Disco legend Donna Summer has passed away today, May 17th, 2012, after a brief battle with Lung Cancer. She was 63 years old. Favorite Donna Summer Songs: “On The Radio” and “MacArthur Park Suite.”
TV and Music Industry Legend Dick Clark has passed away today, April 18, 2012, at the age of 82 after suffering a massive heart attack. He had a good, long life. For about the first 70 years of his life, say up until he had that devastating stroke in 2004, Dick Clark looked just as he did in the photo above. He was like a modern-day Dorian Gray, staying forever young while an oil painting of his likeness aged in an attic somewhere. Tell me I’m not right about that. The man just never aged. RIP Dick Clark. I wish I knew your secret to eternal youth.
Another little piece of the music industry as we once knew it (read: back in the ’70s) is lost forever with the passing of Ahmet Ertegun, founder of the once great Atlantic Records, who died on December 14th, 2006. Ertegun was 83 years old. In an added note of poignancy, he had been in a coma for weeks after injuring his head in a fall at a Rolling Stones concert on October 29th.
Not only did Ertegun sign Led Zeppelin, but Ahmet Zappa, Frank’s youngest son is also named after him. A couple of years ago, when I was temping to supplement my meager income as a freelance writer, I did a few days stint at Atlantic Records working their switchboard. A few times when Ertegun’s assistant was away from her desk and I had to cover his phone, I got to pick up his extension and say “Mr. Ertegun’s office.” It actually gave me a tiny thrill to say that. Sadly, I never got to meet him even though he was just down at the end of the corridor from where I was sitting.
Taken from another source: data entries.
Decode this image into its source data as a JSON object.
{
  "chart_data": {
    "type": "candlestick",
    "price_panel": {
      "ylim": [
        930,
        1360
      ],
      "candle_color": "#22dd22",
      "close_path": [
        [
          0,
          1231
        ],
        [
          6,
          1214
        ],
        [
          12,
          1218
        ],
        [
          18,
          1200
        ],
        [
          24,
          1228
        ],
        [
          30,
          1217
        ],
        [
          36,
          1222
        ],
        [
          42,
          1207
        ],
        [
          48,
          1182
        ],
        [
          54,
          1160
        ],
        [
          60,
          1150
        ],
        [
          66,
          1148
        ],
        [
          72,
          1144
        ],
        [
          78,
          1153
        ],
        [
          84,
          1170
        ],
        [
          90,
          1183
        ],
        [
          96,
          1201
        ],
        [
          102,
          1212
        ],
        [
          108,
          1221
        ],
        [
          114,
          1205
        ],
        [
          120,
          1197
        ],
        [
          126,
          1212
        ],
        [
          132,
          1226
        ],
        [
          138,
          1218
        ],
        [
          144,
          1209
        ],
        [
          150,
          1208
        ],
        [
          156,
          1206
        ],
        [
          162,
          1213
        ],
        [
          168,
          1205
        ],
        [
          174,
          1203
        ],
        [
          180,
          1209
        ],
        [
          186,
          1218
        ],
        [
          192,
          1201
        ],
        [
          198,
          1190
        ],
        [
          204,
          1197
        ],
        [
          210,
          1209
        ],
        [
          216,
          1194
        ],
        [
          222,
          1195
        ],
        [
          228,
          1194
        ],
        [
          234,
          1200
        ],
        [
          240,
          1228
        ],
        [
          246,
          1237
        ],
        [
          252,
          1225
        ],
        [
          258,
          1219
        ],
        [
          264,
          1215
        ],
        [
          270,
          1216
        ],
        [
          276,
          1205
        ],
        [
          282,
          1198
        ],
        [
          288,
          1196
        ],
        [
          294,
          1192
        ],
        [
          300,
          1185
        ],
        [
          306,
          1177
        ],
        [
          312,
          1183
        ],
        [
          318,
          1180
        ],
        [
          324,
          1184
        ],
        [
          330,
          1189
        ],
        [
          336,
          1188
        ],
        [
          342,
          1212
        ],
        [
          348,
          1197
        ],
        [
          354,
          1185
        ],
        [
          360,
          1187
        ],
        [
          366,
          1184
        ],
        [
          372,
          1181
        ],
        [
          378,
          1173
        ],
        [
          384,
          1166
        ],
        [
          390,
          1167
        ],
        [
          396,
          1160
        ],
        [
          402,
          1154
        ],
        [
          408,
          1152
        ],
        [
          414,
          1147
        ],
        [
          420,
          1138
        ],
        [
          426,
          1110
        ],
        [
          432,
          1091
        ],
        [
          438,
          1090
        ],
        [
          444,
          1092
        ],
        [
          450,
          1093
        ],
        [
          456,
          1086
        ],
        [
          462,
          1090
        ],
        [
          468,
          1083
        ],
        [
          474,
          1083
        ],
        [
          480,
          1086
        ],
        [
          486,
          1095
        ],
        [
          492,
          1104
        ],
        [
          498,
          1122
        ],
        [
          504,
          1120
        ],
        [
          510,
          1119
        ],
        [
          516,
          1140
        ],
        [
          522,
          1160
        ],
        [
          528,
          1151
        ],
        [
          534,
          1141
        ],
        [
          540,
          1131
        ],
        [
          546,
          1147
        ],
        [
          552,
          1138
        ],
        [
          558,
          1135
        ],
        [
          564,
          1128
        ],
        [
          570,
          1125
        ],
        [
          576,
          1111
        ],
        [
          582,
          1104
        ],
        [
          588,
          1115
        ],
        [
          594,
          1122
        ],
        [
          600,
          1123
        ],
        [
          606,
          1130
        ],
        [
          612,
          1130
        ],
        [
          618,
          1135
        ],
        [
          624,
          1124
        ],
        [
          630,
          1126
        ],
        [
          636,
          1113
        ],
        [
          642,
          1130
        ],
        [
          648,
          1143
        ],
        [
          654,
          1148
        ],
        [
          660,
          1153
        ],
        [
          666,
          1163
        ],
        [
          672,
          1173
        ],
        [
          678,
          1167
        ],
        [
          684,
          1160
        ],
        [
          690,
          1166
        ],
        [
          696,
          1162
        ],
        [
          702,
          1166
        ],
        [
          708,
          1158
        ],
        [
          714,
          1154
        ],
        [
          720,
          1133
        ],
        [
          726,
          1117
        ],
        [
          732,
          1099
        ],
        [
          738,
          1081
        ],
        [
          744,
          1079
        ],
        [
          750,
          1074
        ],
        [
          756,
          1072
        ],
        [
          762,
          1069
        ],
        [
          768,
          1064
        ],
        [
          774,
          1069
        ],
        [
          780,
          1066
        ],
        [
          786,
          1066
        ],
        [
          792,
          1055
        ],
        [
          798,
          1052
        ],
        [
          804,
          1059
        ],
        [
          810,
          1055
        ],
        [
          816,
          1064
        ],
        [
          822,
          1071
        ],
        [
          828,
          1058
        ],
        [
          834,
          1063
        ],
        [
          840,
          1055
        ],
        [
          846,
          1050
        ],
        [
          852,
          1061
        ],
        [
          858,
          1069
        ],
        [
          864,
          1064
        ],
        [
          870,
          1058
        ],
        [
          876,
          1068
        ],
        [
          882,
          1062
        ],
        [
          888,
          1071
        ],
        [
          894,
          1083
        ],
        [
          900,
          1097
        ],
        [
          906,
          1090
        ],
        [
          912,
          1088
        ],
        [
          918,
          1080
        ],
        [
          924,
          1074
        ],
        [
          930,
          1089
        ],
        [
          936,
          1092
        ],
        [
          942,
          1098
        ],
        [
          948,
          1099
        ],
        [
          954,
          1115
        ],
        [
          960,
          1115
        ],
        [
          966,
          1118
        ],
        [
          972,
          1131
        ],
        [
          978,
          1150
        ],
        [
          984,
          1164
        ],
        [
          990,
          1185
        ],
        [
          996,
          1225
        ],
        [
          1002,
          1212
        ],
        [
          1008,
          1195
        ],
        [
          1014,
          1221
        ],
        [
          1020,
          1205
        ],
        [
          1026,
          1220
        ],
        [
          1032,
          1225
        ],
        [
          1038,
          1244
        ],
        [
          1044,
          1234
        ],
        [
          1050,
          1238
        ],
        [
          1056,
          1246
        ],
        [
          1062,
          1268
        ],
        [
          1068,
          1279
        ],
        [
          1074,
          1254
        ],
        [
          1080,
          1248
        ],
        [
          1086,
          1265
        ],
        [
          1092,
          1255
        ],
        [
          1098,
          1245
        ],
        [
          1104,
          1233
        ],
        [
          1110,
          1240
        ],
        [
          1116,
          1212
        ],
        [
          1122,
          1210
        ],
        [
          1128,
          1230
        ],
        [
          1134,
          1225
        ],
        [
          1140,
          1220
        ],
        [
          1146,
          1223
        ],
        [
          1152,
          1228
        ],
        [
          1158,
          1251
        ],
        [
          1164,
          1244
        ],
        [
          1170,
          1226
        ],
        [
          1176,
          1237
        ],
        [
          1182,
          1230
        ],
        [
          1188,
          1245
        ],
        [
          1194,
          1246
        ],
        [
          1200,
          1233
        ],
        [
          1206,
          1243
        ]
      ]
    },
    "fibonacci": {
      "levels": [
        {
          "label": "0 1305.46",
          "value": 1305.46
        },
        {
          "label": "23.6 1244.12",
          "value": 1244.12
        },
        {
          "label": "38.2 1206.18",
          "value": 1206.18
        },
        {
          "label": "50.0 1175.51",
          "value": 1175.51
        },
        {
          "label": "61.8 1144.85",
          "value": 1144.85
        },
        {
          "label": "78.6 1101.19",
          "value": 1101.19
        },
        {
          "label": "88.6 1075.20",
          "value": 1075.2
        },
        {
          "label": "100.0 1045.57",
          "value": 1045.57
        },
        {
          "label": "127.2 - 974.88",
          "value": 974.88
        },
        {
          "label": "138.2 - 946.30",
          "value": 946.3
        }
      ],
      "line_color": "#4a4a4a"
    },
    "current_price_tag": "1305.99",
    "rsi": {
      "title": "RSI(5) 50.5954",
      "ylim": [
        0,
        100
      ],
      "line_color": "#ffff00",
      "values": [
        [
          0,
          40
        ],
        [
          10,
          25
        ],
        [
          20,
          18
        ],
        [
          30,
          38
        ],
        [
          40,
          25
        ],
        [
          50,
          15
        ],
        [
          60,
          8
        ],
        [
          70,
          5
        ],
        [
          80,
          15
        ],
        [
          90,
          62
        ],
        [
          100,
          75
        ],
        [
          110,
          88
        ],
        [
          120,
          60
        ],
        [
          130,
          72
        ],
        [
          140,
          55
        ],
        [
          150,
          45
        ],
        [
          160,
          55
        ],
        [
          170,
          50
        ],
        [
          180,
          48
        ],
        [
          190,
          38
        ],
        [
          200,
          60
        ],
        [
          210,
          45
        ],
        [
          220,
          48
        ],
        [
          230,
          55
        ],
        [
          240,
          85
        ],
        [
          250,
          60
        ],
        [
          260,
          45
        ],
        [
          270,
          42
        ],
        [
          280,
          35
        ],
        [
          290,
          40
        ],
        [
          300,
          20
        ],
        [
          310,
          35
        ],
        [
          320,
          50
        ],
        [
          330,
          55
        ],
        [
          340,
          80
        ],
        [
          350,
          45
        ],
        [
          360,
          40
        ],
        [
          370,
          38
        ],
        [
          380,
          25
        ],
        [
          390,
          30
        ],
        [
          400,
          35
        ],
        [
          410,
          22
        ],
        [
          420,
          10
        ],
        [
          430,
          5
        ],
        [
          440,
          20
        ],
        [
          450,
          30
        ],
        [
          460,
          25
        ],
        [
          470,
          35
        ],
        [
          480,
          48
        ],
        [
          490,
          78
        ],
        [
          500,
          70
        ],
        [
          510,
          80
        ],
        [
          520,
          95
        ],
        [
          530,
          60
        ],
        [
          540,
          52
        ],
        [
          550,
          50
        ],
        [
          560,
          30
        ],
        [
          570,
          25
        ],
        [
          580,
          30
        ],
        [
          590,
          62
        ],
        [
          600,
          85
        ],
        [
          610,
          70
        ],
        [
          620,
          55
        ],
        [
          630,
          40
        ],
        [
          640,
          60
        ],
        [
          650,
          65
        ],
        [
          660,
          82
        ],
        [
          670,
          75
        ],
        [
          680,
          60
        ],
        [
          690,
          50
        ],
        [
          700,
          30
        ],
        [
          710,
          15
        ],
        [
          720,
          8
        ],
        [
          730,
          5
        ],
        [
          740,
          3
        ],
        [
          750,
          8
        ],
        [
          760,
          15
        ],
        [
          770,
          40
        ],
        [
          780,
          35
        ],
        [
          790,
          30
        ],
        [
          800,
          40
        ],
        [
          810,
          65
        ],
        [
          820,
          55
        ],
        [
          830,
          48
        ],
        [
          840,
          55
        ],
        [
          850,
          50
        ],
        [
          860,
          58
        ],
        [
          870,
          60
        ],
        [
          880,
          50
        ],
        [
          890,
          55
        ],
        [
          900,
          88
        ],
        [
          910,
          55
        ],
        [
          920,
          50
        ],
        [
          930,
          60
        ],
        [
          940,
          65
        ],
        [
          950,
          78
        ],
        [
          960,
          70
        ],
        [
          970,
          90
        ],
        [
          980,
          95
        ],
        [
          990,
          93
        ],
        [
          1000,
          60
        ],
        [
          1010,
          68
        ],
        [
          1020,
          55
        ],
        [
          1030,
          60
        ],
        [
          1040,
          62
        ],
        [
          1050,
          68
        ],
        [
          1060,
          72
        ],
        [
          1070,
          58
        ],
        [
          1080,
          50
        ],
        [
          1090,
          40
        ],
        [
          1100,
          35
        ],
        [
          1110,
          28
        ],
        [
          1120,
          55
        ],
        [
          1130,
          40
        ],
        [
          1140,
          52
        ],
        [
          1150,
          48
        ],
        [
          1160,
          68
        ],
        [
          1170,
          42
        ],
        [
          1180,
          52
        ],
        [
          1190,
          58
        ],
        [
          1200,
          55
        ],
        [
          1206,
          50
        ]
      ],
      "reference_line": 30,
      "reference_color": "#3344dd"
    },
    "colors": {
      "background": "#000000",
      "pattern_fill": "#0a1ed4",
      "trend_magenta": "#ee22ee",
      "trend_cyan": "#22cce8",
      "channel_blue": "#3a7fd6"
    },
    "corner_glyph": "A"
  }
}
Speaking from Los Angeles, singer Daryl Hall (Hall & Oates) had the following to say about Ertegun’s passing:
“Ahmet Ertegun was a giant in the record business. He cared first and foremost about the ARTIST and the MUSIC – much more than the business. He believed that if the Artist was true to him or herself, good business would follow. Sadly in today’s atmosphere, this isn’t the case. But, during Ahmet’s days of influence it was! He was one of the first people to realize our potential and supported us during our beginning – the most important time. We couldn’t have done what we did without Ahmet and Arif Mardin’s support and encouragement. He changed music and created what I consider its golden age. He will be sorely missed.”